Poem For a Daughter Standing Beside a Frozen Lake
"Ice plates, hurled to the edge of the shore by the wind and the waves"
Poem For a Daughter Standing Next to a Frozen Lake
The day is fiercely cold. We are bundled up — hats, mitts, scarves — barely any flesh exposed. The little skin that might be touched by the icy air feels the stinging slap of deep winter. You stand by the shoreline. Ice plates, hurled to the edge of the shore by the wind and the waves, froze quickly in place. Like giant, jagged stones, thrusted up by some prehistoric force, bursting through the earth’s crust, glittering, shinning, reflecting the grey of the day. There is little light left in the day. Twilight falls quickly, heavy like a thick blanket.
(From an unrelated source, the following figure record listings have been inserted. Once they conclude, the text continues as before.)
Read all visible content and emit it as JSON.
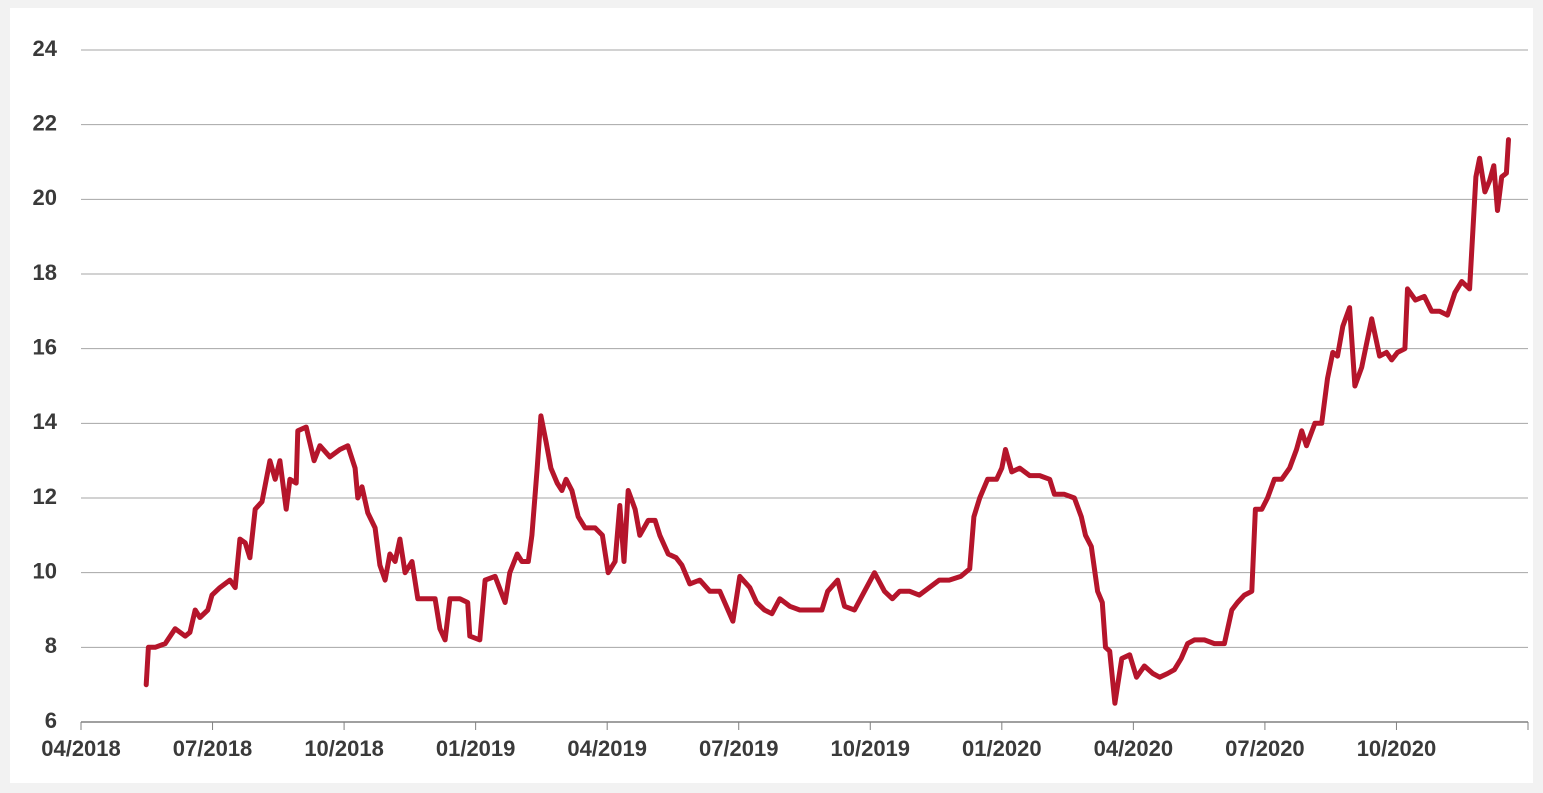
{
  "chart_data": {
    "type": "line",
    "color": "#b5152b",
    "grid": true,
    "xlim": [
      2018.25,
      2021.0
    ],
    "xticks": [
      {
        "value": 2018.25,
        "label": "04/2018"
      },
      {
        "value": 2018.5,
        "label": "07/2018"
      },
      {
        "value": 2018.75,
        "label": "10/2018"
      },
      {
        "value": 2019.0,
        "label": "01/2019"
      },
      {
        "value": 2019.25,
        "label": "04/2019"
      },
      {
        "value": 2019.5,
        "label": "07/2019"
      },
      {
        "value": 2019.75,
        "label": "10/2019"
      },
      {
        "value": 2020.0,
        "label": "01/2020"
      },
      {
        "value": 2020.25,
        "label": "04/2020"
      },
      {
        "value": 2020.5,
        "label": "07/2020"
      },
      {
        "value": 2020.75,
        "label": "10/2020"
      }
    ],
    "ylim": [
      6,
      24
    ],
    "yticks": [
      6,
      8,
      10,
      12,
      14,
      16,
      18,
      20,
      22,
      24
    ],
    "x": [
      2018.374,
      2018.378,
      2018.391,
      2018.41,
      2018.429,
      2018.448,
      2018.457,
      2018.467,
      2018.476,
      2018.491,
      2018.499,
      2018.514,
      2018.533,
      2018.543,
      2018.552,
      2018.562,
      2018.571,
      2018.581,
      2018.594,
      2018.609,
      2018.619,
      2018.628,
      2018.64,
      2018.647,
      2018.659,
      2018.662,
      2018.678,
      2018.693,
      2018.704,
      2018.723,
      2018.742,
      2018.757,
      2018.771,
      2018.776,
      2018.784,
      2018.795,
      2018.809,
      2018.818,
      2018.828,
      2018.837,
      2018.847,
      2018.856,
      2018.866,
      2018.879,
      2018.89,
      2018.909,
      2018.923,
      2018.932,
      2018.942,
      2018.951,
      2018.97,
      2018.985,
      2018.989,
      2019.008,
      2019.018,
      2019.037,
      2019.056,
      2019.065,
      2019.079,
      2019.088,
      2019.1,
      2019.107,
      2019.117,
      2019.124,
      2019.134,
      2019.143,
      2019.155,
      2019.164,
      2019.172,
      2019.183,
      2019.195,
      2019.208,
      2019.227,
      2019.241,
      2019.252,
      2019.265,
      2019.274,
      2019.282,
      2019.29,
      2019.303,
      2019.312,
      2019.328,
      2019.341,
      2019.35,
      2019.366,
      2019.381,
      2019.392,
      2019.407,
      2019.426,
      2019.445,
      2019.464,
      2019.489,
      2019.502,
      2019.521,
      2019.534,
      2019.549,
      2019.563,
      2019.578,
      2019.597,
      2019.616,
      2019.635,
      2019.658,
      2019.669,
      2019.688,
      2019.701,
      2019.72,
      2019.739,
      2019.758,
      2019.777,
      2019.792,
      2019.806,
      2019.825,
      2019.843,
      2019.862,
      2019.881,
      2019.9,
      2019.922,
      2019.939,
      2019.947,
      2019.958,
      2019.973,
      2019.99,
      2020.0,
      2020.007,
      2020.019,
      2020.034,
      2020.053,
      2020.072,
      2020.091,
      2020.1,
      2020.119,
      2020.138,
      2020.151,
      2020.159,
      2020.17,
      2020.182,
      2020.191,
      2020.197,
      2020.205,
      2020.215,
      2020.228,
      2020.243,
      2020.256,
      2020.271,
      2020.287,
      2020.3,
      2020.315,
      2020.328,
      2020.341,
      2020.353,
      2020.366,
      2020.385,
      2020.404,
      2020.423,
      2020.437,
      2020.448,
      2020.461,
      2020.475,
      2020.482,
      2020.494,
      2020.505,
      2020.518,
      2020.532,
      2020.547,
      2020.56,
      2020.57,
      2020.579,
      2020.595,
      2020.608,
      2020.619,
      2020.629,
      2020.638,
      2020.648,
      2020.661,
      2020.671,
      2020.684,
      2020.703,
      2020.718,
      2020.731,
      2020.741,
      2020.752,
      2020.766,
      2020.771,
      2020.786,
      2020.803,
      2020.817,
      2020.832,
      2020.847,
      2020.861,
      2020.874,
      2020.889,
      2020.901,
      2020.908,
      2020.918,
      2020.927,
      2020.935,
      2020.942,
      2020.95,
      2020.959,
      2020.963
    ],
    "values": [
      7.0,
      8.0,
      8.0,
      8.1,
      8.5,
      8.3,
      8.4,
      9.0,
      8.8,
      9.0,
      9.4,
      9.6,
      9.8,
      9.6,
      10.9,
      10.8,
      10.4,
      11.7,
      11.9,
      13.0,
      12.5,
      13.0,
      11.7,
      12.5,
      12.4,
      13.8,
      13.9,
      13.0,
      13.4,
      13.1,
      13.3,
      13.4,
      12.8,
      12.0,
      12.3,
      11.6,
      11.2,
      10.2,
      9.8,
      10.5,
      10.3,
      10.9,
      10.0,
      10.3,
      9.3,
      9.3,
      9.3,
      8.5,
      8.2,
      9.3,
      9.3,
      9.2,
      8.3,
      8.2,
      9.8,
      9.9,
      9.2,
      10.0,
      10.5,
      10.3,
      10.3,
      11.0,
      12.8,
      14.2,
      13.5,
      12.8,
      12.4,
      12.2,
      12.5,
      12.2,
      11.5,
      11.2,
      11.2,
      11.0,
      10.0,
      10.3,
      11.8,
      10.3,
      12.2,
      11.7,
      11.0,
      11.4,
      11.4,
      11.0,
      10.5,
      10.4,
      10.2,
      9.7,
      9.8,
      9.5,
      9.5,
      8.7,
      9.9,
      9.6,
      9.2,
      9.0,
      8.9,
      9.3,
      9.1,
      9.0,
      9.0,
      9.0,
      9.5,
      9.8,
      9.1,
      9.0,
      9.5,
      10.0,
      9.5,
      9.3,
      9.5,
      9.5,
      9.4,
      9.6,
      9.8,
      9.8,
      9.9,
      10.1,
      11.5,
      12.0,
      12.5,
      12.5,
      12.8,
      13.3,
      12.7,
      12.8,
      12.6,
      12.6,
      12.5,
      12.1,
      12.1,
      12.0,
      11.5,
      11.0,
      10.7,
      9.5,
      9.2,
      8.0,
      7.9,
      6.5,
      7.7,
      7.8,
      7.2,
      7.5,
      7.3,
      7.2,
      7.3,
      7.4,
      7.7,
      8.1,
      8.2,
      8.2,
      8.1,
      8.1,
      9.0,
      9.2,
      9.4,
      9.5,
      11.7,
      11.7,
      12.0,
      12.5,
      12.5,
      12.8,
      13.3,
      13.8,
      13.4,
      14.0,
      14.0,
      15.2,
      15.9,
      15.8,
      16.6,
      17.1,
      15.0,
      15.5,
      16.8,
      15.8,
      15.9,
      15.7,
      15.9,
      16.0,
      17.6,
      17.3,
      17.4,
      17.0,
      17.0,
      16.9,
      17.5,
      17.8,
      17.6,
      20.6,
      21.1,
      20.2,
      20.5,
      20.9,
      19.7,
      20.6,
      20.7,
      21.6
    ]
  }
}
The sinking clouds hang at the bottom of a somber sky, almost touching the water. In the low light, you smile at me even though my face is contorted by the cold. And I smile back. How many times have we walked this shoreline path, stopped here by the water, danced careful steps from rock to rock, laughing in the waning moments of the day, the waves our only audience? And the quieter times too, where we’ve felt the beauty of the day rising up, and know our words would only disturb the sacredness of the bright sun, or the blowing snow, or the still deer feeding nearby.